América es un continente de granos y heridas, de maíz y memoria. Somos los hijos del cacao, de la quinoa, del café que tiñe la mañana del mundo. Somos también los herederos de la masacre, de las repúblicas impuestas, de los tratados firmados con pólvora. Y en medio de todo eso, late algo que no ha muerto: una ternura política. Una posibilidad que aún se puede escribir.

¿Qué dirían los infrarrealistas de nuestra política actual? ¿Qué versos lanzarían contra los tecnócratas que hablan como si el alma no importara? ¿Qué grito lanzarían en las plazas donde el cinismo ha reemplazado la rabia? Ellos, que soñaban con hacer del arte una trinchera y del verso una espada, ¿nos seguirían viendo como una promesa o como una traición?

El infrarrealismo no era solo literatura. Era una forma de vivir, de resistir, de amar. Y amar, como ellos lo entendían, no era un acto privado, sino continental. Era amar a América Latina, con sus volcanes y sus cicatrices, con su español y sus mil lenguas indígenas, con su sudor y su polen.

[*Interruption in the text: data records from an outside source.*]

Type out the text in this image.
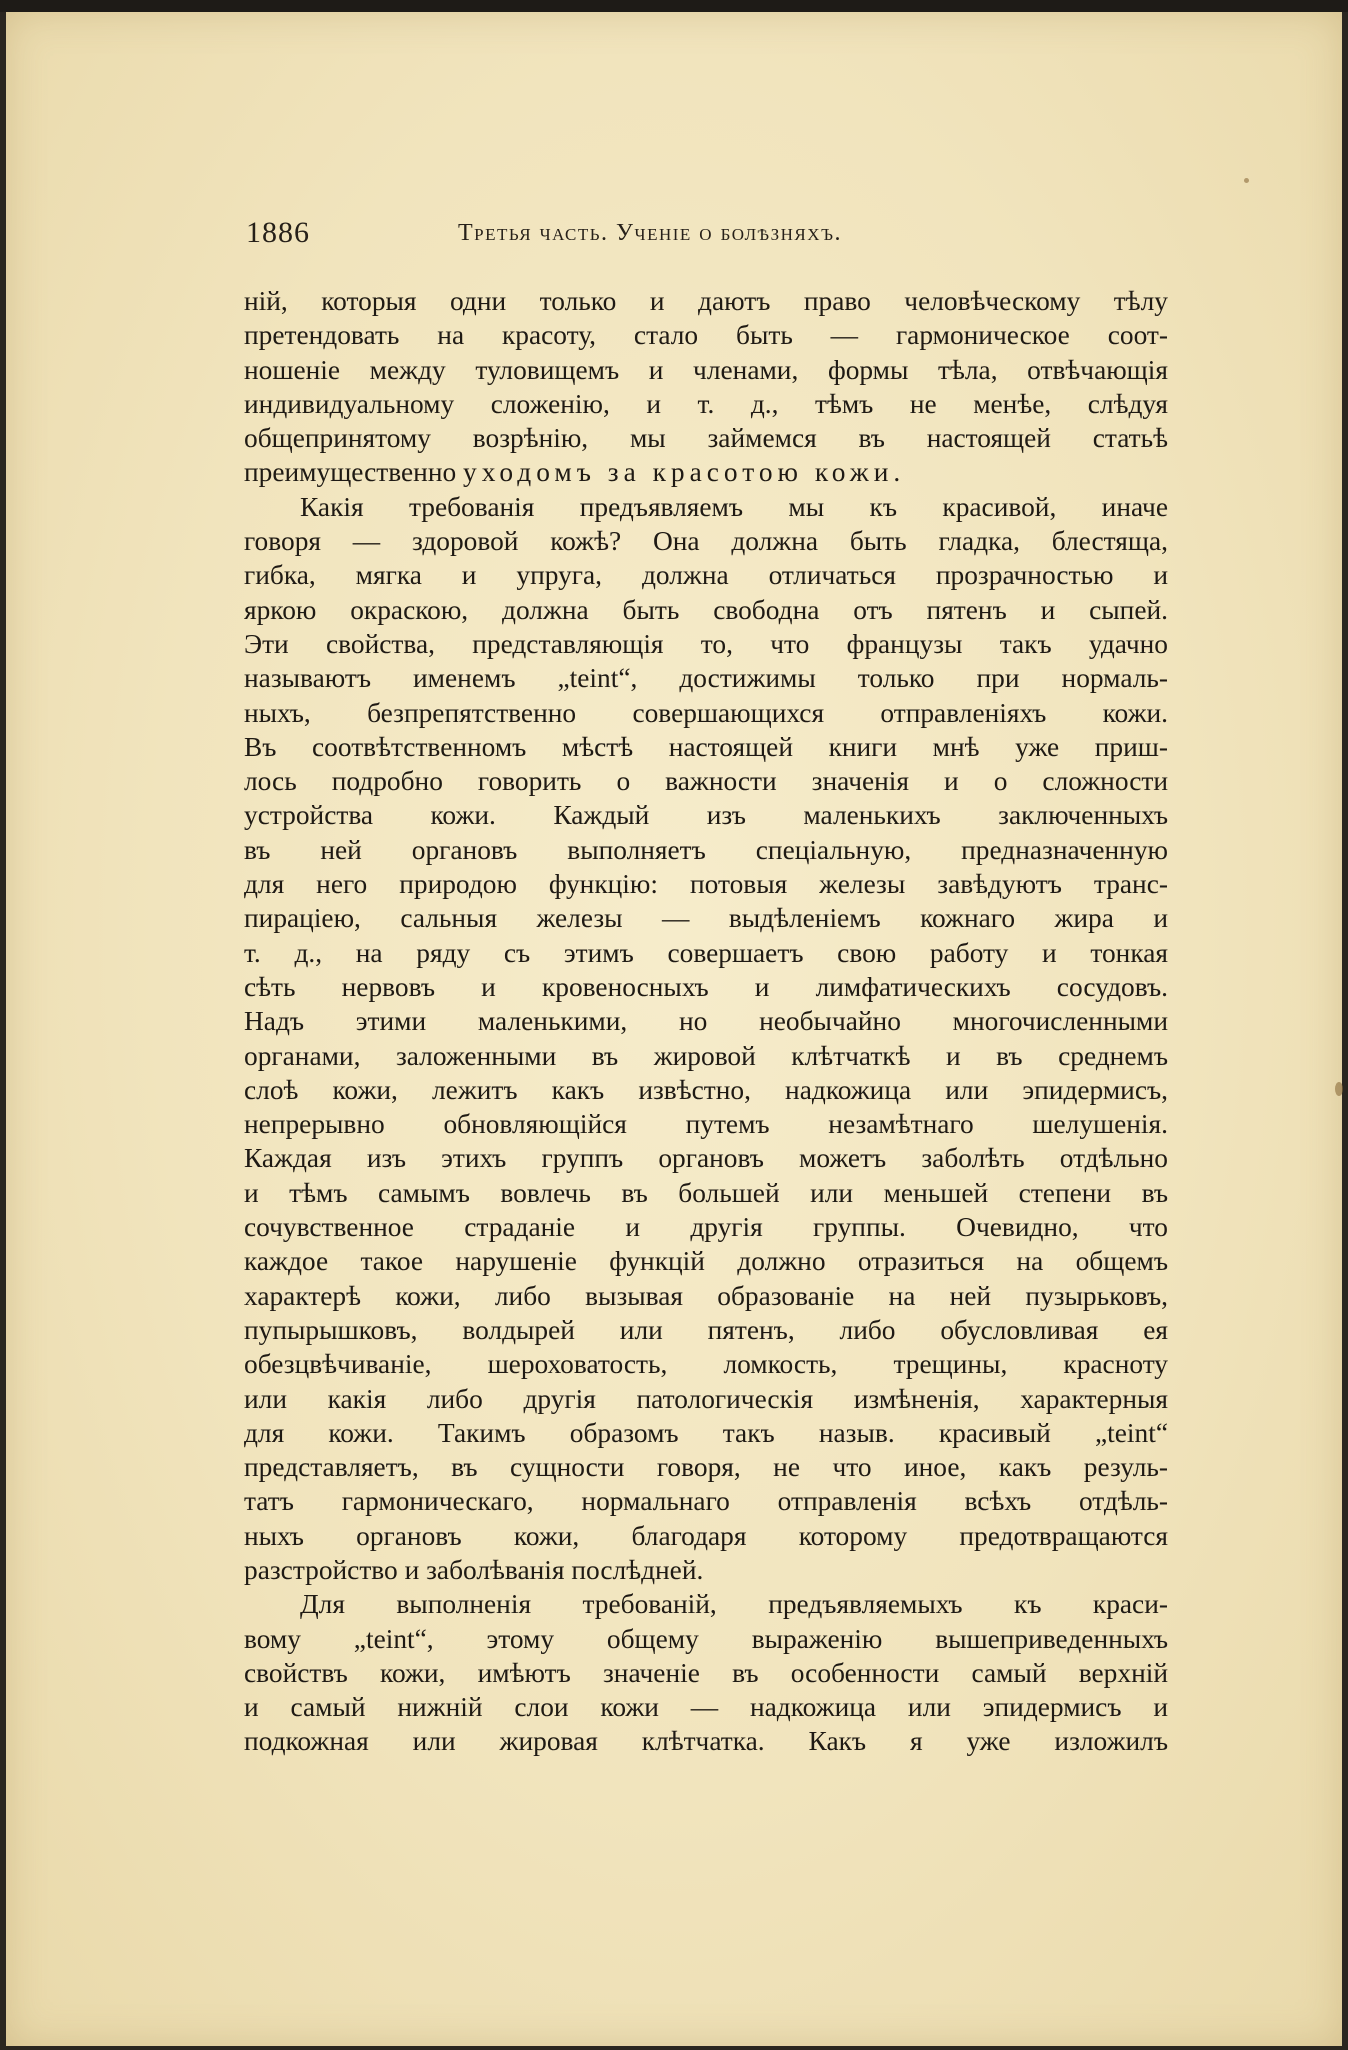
1886	Третья часть. Ученіе о болѣзняхъ.
ній, которыя одни только и даютъ право человѣческому тѣлу
претендовать на красоту, стало быть — гармоническое соот-
ношеніе между туловищемъ и членами, формы тѣла, отвѣчающія
индивидуальному сложенію, и т. д., тѣмъ не менѣе, слѣдуя
общепринятому возрѣнію, мы займемся въ настоящей статьѣ
преимущественно уходомъ за красотою кожи.
Какія требованія предъявляемъ мы къ красивой, иначе
говоря — здоровой кожѣ? Она должна быть гладка, блестяща,
гибка, мягка и упруга, должна отличаться прозрачностью и
яркою окраскою, должна быть свободна отъ пятенъ и сыпей.
Эти свойства, представляющія то, что французы такъ удачно
называютъ именемъ „teint“, достижимы только при нормаль-
ныхъ, безпрепятственно совершающихся отправленіяхъ кожи.
Въ соотвѣтственномъ мѣстѣ настоящей книги мнѣ уже приш-
лось подробно говорить о важности значенія и о сложности
устройства кожи. Каждый изъ маленькихъ заключенныхъ
въ ней органовъ выполняетъ спеціальную, предназначенную
для него природою функцію: потовыя железы завѣдуютъ транс-
пираціею, сальныя железы — выдѣленіемъ кожнаго жира и
т. д., на ряду съ этимъ совершаетъ свою работу и тонкая
сѣть нервовъ и кровеносныхъ и лимфатическихъ сосудовъ.
Надъ этими маленькими, но необычайно многочисленными
органами, заложенными въ жировой клѣтчаткѣ и въ среднемъ
слоѣ кожи, лежитъ какъ извѣстно, надкожица или эпидермисъ,
непрерывно обновляющійся путемъ незамѣтнаго шелушенія.
Каждая изъ этихъ группъ органовъ можетъ заболѣть отдѣльно
и тѣмъ самымъ вовлечь въ большей или меньшей степени въ
сочувственное страданіе и другія группы. Очевидно, что
каждое такое нарушеніе функцій должно отразиться на общемъ
характерѣ кожи, либо вызывая образованіе на ней пузырьковъ,
пупырышковъ, волдырей или пятенъ, либо обусловливая ея
обезцвѣчиваніе, шероховатость, ломкость, трещины, красноту
или какія либо другія патологическія измѣненія, характерныя
для кожи. Такимъ образомъ такъ назыв. красивый „teint“
представляетъ, въ сущности говоря, не что иное, какъ резуль-
татъ гармоническаго, нормальнаго отправленія всѣхъ отдѣль-
ныхъ органовъ кожи, благодаря которому предотвращаются
разстройство и заболѣванія послѣдней.
Для выполненія требованій, предъявляемыхъ къ краси-
вому „teint“, этому общему выраженію вышеприведенныхъ
свойствъ кожи, имѣютъ значеніе въ особенности самый верхній
и самый нижній слои кожи — надкожица или эпидермисъ и
подкожная или жировая клѣтчатка. Какъ я уже изложилъ
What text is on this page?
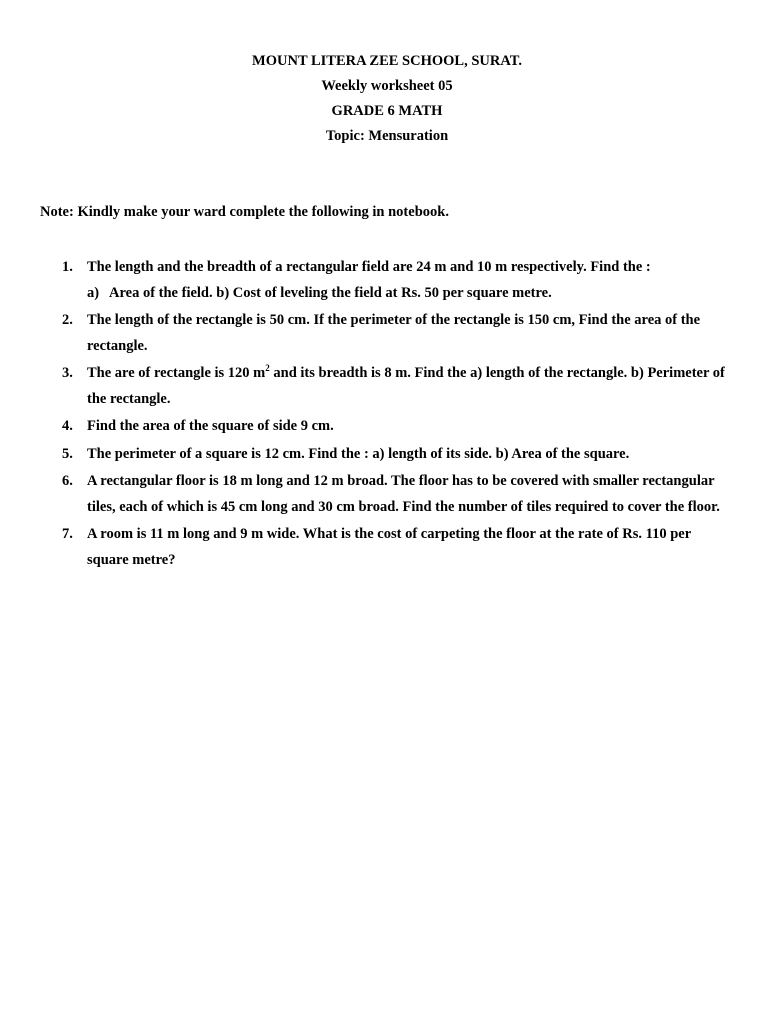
MOUNT LITERA ZEE SCHOOL, SURAT.
Weekly worksheet 05
GRADE 6 MATH
Topic: Mensuration
Note: Kindly make your ward complete the following in notebook.
1. The length and the breadth of a rectangular field are 24 m and 10 m respectively. Find the :
a) Area of the field. b) Cost of leveling the field at Rs. 50 per square metre.
2. The length of the rectangle is 50 cm. If the perimeter of the rectangle is 150 cm, Find the area of the rectangle.
3. The are of rectangle is 120 $m^2$ and its breadth is 8 m. Find the a) length of the rectangle. b) Perimeter of the rectangle.
4. Find the area of the square of side 9 cm.
5. The perimeter of a square is 12 cm. Find the : a) length of its side. b) Area of the square.
6. A rectangular floor is 18 m long and 12 m broad. The floor has to be covered with smaller rectangular tiles, each of which is 45 cm long and 30 cm broad. Find the number of tiles required to cover the floor.
7. A room is 11 m long and 9 m wide. What is the cost of carpeting the floor at the rate of Rs. 110 per square metre?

Si el futuro se escribe con las palabras del pasado, que no se nos olvide lo que dijeron: “abajo el sistema solar”. No era un chiste. Era una invitación a mirar de nuevo el cielo y preguntarse si la estrella que seguimos es realmente nuestra.

¿Y si vivir como Bolaño es, en realidad, vivir mejor? ¿Y si abandonar el cinismo y volver al viaje, a la poesía, al encuentro, es la forma más revolucionaria de hacer política? ¿Y si los pueblos originarios tienen la clave no solo de la ecología, sino de la democracia que aún no conocemos?

Yo no quiero un mundo perfecto. Quiero un continente despierto. Quiero que se escriba menos con Excel y más con tierra. Que la política huela a mango, a leña, a campo mojado. Que sea indígena, mestiza, afrodescendiente. Que se parezca a nuestros pueblos, no a nuestros bancos.

Y que, como Bolaño, sigamos creyendo, aunque sea en secreto, que el arte y la ternura aún pueden salvarnos.